Distanciation ou association ?

Si, au Québec, un débat semble avoir cours sur la pertinence de la théologie en milieu universitaire et sur le type de lien qui doit exister entre celle-ci et les sciences des religions, ce n’est pas le cas dans tous les pays.« En Italie, dans les universités, on pratique seulement les sciences des religions, explique M. Vecoli. La théologie est confinée aux écoles épiscopales ou vaticanes. »

Certaines universités québécoises ont ainsi fait le choix de ne pas pratiquer la théologie et de se concentrer sur l’enseignement des sciences des religions. Cependant, dans la pratique, les deux disciplines peuvent s’alimenter l’une et l’autre, selon M. Engelmann. « Les frontières entres les disciplines, unies sous une même faculté, ont tendance à s’effacer, estime-t-il. À mon avis, beaucoup d’étudiants en sciences des religions font de la théologie sans le savoir et vice-versa. » 
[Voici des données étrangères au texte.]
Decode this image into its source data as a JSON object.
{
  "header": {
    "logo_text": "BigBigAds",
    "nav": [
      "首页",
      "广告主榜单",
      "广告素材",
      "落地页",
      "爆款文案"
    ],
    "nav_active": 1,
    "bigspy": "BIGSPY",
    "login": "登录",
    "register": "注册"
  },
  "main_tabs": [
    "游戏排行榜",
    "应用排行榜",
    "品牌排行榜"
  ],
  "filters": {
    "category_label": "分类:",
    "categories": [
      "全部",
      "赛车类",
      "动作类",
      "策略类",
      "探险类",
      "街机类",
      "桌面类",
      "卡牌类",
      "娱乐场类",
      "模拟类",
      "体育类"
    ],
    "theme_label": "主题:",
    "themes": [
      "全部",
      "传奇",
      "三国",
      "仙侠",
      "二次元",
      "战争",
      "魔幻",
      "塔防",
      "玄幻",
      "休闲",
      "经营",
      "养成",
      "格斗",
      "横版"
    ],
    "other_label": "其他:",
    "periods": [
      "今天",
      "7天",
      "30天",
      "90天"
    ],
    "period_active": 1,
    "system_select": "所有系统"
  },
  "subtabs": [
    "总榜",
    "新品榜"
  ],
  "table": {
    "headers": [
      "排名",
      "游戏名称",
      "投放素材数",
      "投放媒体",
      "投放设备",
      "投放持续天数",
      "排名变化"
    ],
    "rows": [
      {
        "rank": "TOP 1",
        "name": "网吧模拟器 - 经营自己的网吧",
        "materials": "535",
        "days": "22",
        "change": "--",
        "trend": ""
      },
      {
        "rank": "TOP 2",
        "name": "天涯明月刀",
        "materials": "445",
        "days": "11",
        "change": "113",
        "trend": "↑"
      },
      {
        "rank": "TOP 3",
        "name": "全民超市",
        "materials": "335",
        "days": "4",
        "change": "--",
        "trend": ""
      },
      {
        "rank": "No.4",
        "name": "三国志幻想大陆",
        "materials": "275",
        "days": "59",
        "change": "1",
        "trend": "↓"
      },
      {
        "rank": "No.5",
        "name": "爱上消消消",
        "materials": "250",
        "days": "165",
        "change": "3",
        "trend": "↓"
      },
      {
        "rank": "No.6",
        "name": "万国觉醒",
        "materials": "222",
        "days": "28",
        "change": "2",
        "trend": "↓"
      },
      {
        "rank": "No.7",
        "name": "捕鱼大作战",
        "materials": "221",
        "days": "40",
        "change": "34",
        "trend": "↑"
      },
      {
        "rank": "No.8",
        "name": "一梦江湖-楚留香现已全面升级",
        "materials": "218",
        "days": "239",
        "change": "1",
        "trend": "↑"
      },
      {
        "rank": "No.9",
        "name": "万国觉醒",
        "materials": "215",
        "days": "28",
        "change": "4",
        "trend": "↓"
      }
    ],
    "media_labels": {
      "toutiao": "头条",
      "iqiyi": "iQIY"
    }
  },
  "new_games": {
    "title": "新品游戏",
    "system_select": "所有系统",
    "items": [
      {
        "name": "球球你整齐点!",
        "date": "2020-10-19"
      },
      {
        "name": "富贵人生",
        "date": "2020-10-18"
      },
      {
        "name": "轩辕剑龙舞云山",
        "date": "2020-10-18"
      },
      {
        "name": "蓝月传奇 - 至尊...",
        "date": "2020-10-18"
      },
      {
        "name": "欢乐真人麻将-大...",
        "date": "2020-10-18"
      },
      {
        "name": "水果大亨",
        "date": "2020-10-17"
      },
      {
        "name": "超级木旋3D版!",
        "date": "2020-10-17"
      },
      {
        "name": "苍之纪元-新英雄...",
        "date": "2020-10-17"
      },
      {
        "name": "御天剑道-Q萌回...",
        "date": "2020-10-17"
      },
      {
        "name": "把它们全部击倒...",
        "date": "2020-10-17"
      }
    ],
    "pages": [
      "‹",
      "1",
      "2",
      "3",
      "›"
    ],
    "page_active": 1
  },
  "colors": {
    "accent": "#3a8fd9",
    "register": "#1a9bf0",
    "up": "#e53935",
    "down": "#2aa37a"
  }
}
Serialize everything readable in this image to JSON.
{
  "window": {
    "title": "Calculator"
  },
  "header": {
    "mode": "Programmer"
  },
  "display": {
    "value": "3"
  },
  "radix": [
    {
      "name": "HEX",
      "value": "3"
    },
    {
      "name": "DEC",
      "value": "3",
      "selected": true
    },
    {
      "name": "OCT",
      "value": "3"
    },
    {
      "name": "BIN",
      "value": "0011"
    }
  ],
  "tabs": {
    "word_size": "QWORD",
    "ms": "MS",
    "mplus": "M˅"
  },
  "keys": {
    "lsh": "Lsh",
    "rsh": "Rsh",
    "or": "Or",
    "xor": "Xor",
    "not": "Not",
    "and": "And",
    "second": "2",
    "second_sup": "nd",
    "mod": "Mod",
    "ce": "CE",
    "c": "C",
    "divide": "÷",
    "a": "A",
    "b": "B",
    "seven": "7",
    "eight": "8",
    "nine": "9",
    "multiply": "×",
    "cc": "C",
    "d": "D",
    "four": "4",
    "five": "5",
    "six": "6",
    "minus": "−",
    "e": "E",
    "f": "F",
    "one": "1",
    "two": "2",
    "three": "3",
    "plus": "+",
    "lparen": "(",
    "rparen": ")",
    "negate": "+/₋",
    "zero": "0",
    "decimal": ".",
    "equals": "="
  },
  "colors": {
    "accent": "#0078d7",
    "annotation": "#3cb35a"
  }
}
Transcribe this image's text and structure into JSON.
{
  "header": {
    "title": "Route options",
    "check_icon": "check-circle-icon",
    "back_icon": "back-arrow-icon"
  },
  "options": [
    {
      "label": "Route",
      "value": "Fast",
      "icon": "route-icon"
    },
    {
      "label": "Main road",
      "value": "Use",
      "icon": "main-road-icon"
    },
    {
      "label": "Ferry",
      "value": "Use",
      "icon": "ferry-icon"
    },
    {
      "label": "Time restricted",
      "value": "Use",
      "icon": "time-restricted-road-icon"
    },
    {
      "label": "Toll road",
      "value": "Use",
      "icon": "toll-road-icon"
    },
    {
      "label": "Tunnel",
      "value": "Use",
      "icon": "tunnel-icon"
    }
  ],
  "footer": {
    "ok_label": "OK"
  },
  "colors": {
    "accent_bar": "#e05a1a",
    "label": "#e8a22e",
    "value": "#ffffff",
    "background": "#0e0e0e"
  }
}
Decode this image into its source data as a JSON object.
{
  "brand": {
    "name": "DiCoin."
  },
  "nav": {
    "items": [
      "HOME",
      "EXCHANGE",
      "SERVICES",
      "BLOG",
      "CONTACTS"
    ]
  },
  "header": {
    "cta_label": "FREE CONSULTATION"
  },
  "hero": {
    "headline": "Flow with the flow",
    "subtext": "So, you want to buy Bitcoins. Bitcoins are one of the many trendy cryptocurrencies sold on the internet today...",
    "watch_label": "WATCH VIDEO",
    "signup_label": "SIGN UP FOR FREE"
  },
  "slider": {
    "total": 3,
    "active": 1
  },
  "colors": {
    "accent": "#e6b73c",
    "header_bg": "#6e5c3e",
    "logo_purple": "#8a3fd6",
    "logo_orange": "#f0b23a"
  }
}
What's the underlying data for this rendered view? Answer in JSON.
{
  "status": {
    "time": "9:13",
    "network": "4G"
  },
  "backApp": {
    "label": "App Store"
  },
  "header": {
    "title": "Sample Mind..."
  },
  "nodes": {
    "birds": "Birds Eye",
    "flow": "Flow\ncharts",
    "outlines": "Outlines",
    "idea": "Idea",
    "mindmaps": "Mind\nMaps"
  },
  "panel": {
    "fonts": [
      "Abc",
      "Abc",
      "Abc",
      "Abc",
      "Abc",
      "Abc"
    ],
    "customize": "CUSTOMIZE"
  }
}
La séparation des deux orientations est-elle un gage d’appauvrissement de l’une et de l’autre? « En tant qu’historien du christianisme, je serais bien embêté de traiter des problèmes historiques sans connaitre la théologie de l’époque sur laquelle je me penche », explique M. Vecoli.La Faculté de théologie de l’UdeM a d’abord fait partie de l’Université Laval, dont certaines facultés étaient installées à Montréal. Elle a été intégrée à l’UdeM lors de la fondation de cette dernière en 1920.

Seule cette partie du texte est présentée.